Efrén Alemán García. Periodista, traductor y escritor//
Recuerdo que era bastante pequeño. Todavía los calendarios no apuntaban dos números en la fina y tersa piel que abrigaba mis músculos. Mi madre aún sonreía también. Y en aquellas mañanas de fin de semana en las que la nevera pedía a gritos una gran bolsa de comida que la llenara, transitábamos por pasillos añejos de la Plaza del Mercado de Vegueta entre el dulce alboroto de las conversaciones y rumores de pasos, y el vaivén de las carretas y camiones cargando y descargando alimentos.Un maravilloso olor a frutas brotaba del edificio por cuyas raíces de cemento habían pasado generaciones y generaciones disfrutando de la misma esencia. El calor humano de un lugar abarrotado de transeúntes ansiosos por llevarse al paladar y a la casa el mejor ágape luchaba también por abrirse camino entre esencia de plátanos, aguacates y sociedad. Era hermoso pasear con mi madre, entonces, para descubrir a cada paso un nuevo manjar que degustar y otro día que recordar como si la vida fuese una inmensa bóveda de momentos que aglutinar mientras se existe. En aquel lugar había gente. Había un fondo de pasillos. Nacían las palabras como el esqueje de una planta cuando lucha por asomar sus raíces a la primavera. Era, simplemente, un mercado de humanos para humanos.

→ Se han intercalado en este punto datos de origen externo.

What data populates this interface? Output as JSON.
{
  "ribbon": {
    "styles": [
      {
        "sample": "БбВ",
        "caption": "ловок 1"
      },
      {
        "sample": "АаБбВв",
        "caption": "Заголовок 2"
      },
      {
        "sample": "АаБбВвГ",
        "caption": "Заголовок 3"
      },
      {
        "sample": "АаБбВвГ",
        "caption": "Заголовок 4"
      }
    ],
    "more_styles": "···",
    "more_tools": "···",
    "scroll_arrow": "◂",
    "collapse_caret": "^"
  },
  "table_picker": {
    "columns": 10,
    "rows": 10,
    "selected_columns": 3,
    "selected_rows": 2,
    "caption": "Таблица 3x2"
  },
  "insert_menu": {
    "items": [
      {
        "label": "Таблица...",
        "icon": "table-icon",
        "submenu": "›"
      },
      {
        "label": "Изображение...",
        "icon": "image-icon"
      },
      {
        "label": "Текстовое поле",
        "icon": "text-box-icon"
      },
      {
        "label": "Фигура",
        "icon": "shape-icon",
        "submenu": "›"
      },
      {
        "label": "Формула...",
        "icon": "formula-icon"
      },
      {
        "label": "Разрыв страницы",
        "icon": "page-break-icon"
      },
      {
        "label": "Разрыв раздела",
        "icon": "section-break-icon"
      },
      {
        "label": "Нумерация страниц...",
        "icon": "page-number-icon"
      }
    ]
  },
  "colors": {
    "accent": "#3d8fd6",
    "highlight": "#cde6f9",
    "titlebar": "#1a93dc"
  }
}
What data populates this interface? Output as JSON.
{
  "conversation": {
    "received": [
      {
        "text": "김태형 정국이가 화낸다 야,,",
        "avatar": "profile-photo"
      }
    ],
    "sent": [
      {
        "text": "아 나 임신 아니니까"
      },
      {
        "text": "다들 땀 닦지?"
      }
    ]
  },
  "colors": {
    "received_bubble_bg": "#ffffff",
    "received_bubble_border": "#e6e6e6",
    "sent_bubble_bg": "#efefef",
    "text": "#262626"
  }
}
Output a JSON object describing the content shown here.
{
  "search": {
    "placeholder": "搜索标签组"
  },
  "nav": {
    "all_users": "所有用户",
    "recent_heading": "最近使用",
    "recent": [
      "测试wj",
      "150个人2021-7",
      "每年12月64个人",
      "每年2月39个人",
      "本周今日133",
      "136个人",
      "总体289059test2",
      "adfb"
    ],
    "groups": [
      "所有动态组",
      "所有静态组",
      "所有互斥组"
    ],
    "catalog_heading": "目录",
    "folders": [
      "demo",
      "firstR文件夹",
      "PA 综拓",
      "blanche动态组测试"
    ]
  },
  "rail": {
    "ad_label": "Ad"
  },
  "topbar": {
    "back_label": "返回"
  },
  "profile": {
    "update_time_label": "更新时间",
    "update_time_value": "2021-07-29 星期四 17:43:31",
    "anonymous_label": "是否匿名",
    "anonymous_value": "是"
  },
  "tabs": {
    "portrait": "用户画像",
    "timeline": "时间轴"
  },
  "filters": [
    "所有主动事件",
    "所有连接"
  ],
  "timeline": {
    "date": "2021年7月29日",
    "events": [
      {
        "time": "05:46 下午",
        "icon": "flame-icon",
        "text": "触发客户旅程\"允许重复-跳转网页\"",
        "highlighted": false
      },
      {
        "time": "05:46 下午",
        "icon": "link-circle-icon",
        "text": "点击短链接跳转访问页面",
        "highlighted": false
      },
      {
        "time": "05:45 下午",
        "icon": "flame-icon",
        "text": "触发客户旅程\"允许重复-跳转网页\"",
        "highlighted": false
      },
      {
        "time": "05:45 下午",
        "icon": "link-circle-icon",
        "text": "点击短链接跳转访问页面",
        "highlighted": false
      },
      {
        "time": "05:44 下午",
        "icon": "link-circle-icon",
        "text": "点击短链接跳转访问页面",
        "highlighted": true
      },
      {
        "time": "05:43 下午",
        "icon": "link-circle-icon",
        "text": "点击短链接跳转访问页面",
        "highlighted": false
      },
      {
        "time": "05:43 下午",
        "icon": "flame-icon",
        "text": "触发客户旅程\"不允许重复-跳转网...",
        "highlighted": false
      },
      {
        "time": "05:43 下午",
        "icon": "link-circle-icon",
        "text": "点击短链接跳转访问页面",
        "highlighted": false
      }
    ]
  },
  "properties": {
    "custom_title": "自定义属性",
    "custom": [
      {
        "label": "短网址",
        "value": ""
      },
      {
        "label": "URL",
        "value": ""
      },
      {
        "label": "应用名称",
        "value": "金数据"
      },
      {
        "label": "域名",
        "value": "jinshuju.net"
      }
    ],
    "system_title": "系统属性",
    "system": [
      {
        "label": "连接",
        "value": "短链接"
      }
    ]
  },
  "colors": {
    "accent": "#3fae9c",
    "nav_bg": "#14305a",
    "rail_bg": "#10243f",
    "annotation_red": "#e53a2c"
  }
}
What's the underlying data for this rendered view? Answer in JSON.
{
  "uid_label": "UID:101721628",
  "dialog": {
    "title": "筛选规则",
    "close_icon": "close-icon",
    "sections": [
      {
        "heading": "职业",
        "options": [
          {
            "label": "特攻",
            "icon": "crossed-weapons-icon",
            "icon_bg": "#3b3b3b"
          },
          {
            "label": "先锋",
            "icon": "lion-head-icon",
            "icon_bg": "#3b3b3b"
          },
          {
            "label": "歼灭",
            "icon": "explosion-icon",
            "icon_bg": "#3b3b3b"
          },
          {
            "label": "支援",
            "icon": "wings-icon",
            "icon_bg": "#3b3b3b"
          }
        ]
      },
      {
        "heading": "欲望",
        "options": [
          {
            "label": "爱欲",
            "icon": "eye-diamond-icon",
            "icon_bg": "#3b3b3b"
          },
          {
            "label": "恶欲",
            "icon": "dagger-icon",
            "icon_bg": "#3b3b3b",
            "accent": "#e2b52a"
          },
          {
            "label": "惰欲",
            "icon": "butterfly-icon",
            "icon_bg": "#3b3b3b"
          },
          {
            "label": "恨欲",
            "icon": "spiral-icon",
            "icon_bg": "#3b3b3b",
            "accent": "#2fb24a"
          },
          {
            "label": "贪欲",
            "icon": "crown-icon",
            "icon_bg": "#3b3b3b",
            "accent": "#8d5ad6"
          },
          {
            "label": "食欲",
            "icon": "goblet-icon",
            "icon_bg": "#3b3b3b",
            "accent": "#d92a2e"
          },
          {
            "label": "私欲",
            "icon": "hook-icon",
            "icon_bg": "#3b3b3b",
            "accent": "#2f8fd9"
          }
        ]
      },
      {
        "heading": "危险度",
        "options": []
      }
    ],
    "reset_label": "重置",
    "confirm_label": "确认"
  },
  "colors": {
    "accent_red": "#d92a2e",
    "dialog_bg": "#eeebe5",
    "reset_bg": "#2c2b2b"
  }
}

Sin embargo, han pasado algunos años. Me ha crecido demasiado la mirada, debe de ser. Ya no es lo que era antes el mercado. Hay un sitio al que llaman parqué al que le sobra algo más que una tilde para convertirse en ese lugar por el que se pasea alegremente la inocencia pendiendo de los columpios y la ilusión de los pedales con ruedillas. En lugar de frutas, ahora se degustan valores que distan mucho de enseñar humildad y cariño. Se invierten las palabras en fondos alternativos de cuyo fondo se nutre la más pura avaricia. Las acciones no alcanzan el verbo de carne pura de un beso, sino las cotizaciones de un índice que poco se parece al segundo dedo. Por desgracia, está al alza la ruindad y a la baja la comprensión y el afecto. La solidaridad llega en navidades cargadas de material de mierda y fluctuaciones incomprensibles en las relaciones. Se desploma la ciudad llena de miradas aletargadas, mientras las matemáticas de la economía siguen llenando bolsillos de ricos que cada vez son más ricos.
Y ya no sé qué me ocurre. No sé si la renta de generosidad y nobleza que me queda es fija o variable. Si mis palabras humanas pueden verse sobreexpuestas al IVA de la codicia o calificarán mi crédito humano como de alto riesgo. Y tampoco sé si mi cartera de arrumacos quedará infraponderada en este jardín metálico de urbes sin más corazón que el asfalto. Lo único de lo que soy consciente es de que quiero que mis acciones sigan cotizando al alma.